D.C. Council takes preliminary vote on budget that includes property and soda tax increases


Heather Curtis
WMAL.com

WASHINGTON (WMAL) – Increased property taxes on homes worth more than $1 million dollars and a tax hike on sodas are among the items included in the Fiscal Year 2020 budget the D.C. Council will take a preliminary vote on Tuesday.

Drinking a soda will cost more in D.C. if the council’s proposed budget passes as is. It includes raising the soda tax from 7 to 8% as a way to pay for meal programs for the poor including free dinner for low-income children in the summer.

Council Chair Phil Mendelson said he’s not happy with the proposed tax hike, but discussions among council members last week indicate the majority of them support it.

Another tax increase Mendelson opposes is one on properties worth more than $1 million dollars, which will be included in an amendment proposed Tuesday.

“It’s very easy to tax one’s way to more programs, but there are consequences, and I believe strongly those consequences are adverse,” Mendelson told reporters Monday.

Mendelson believes they need to save tax increases for recessions.

Another item in the budget is a provision that would withhold city building permits – including ones for schools – unless the city starts enforcing the Airbnb regulations approved unanimously by the council in November. They would prohibit short-term rentals of second homes and limit rentals of primary residences – including rooms within them – to 90 days per year.

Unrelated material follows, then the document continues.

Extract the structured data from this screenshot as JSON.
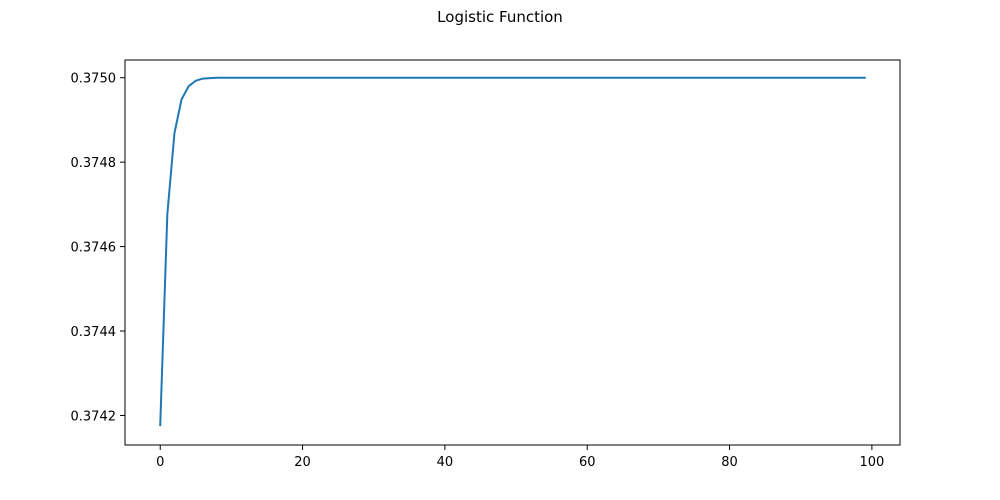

Mayor Muriel Bowser signed the bill into law even though she opposes it. Now, Mendelson said she is purposely dragging her feet on the implementation, which is supposed to happen in June.

Before the law can go into effect, the planning board needs to release a report that the zoning commission will use to revise the city’s zoning rules.

“In recent conversations it’s clear to me that it’s deliberate that that report has not been produced, and that’s all that has to happen. It’s just producing that report so that the zoning commission can schedule the case,” Mendelson said.

The council is also at odds with the mayor over other issues, including making the D.C. Circulator bus free and continuing the Great Streets initiative.

Bowser initially made the Circulator free during the government shutdown. After the shutdown she decided to permanently get rid of the $1 fare. The mayor hailed the move as a way to help the city’s low-wage workers, but council members say making the Circulator bus free doesn’t benefit them at all.

Council members say the city’s low-income residents aren’t the ones taking the bus. According to them, tourists and people who work downtown are the ones riding the Circulator. Some council members feel spending the money on other initiatives would be more beneficial to Washingtonians struggling to get by.

The budget also cuts $2 million in grant money for the Great Streets program, which Bowser said has awarded more than $16 million in grant money to small businesses throughout the city since 2015.

“These grants have helped our small and local businesses buy new signage, modernize their store, diversify their offerings and grow new businesses,” Bowser said at a press conference Monday.

Mendelson said the program is a good one, but there are other programs that can help small business owners do those things.

Final votes on these and other items in the budget will happen later this month.